Some idiotic companies (yes Philips, I’m talking about you) set a TTL of 10 sec on some of their CNAMEs with 2 CNAME levels… As Mikrotik respects the CNAME TTL if it is lower than the max TTL, it updates the cache every TTL (domain in CNAME, in CNAME in A 2x). As a result, adding these domain names as an address list entry results in spamming the DNS server.
I found in the documentation a way to set the max TTL (i.e. to allow for instance “update once a day even if its TTL is set to one week”) , but could not find anything to set the min TTL.
So is there a “hidden” way in RouterOS to set the minimum TTL for DNS cache entries (i.e. to be able to tell the cache “do not update the entry more than once a day, even if the TTL tells you to” for instance) ?

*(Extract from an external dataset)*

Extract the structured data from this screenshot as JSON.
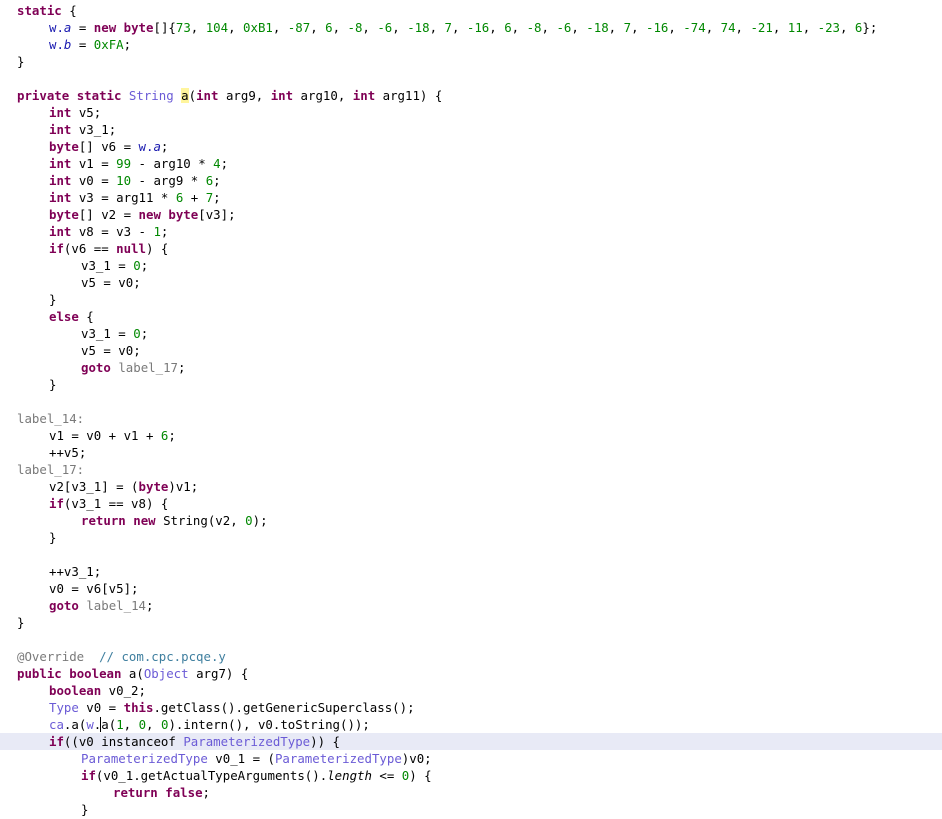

You might be able use a “static” DNS entry for it and have schedule script that updates using a [:resolve shortttl.example.com server=]
/ip dns static set [find name=shortttl.example.com] address=[:resolve shortttl.example.com server=8.8.8.8]
But if it’s doing SRV or other kinds of lookups, which is totally possible, then this won’t work. This trick only work for A records (e.g. name to IP).
Same situation. DNS caching stores EVERYTHING. What is the reason to store entries that have 30 seconds expiry time? It just uses CPU without profit for end users…
It’s just following the provided TTL by a returned record, which be typically low for CDN for to maintain freshness.
Whether caching these short duration records is technically “overall efficient” (CPU, memory, etc.) — I don’t know but maybe. But RouterOS is “correctly” respecting the TTL provided.
While there is the “cache-max-ttl” option, but that limits the maximum TTL for really long TTLs. But there is NOT a reciprocal for the minimum TTL to skip caching below, so that’s not an option.
But you can always use public/ISP resolver from clients directly & avoid Mikrotik DNS caching entirely.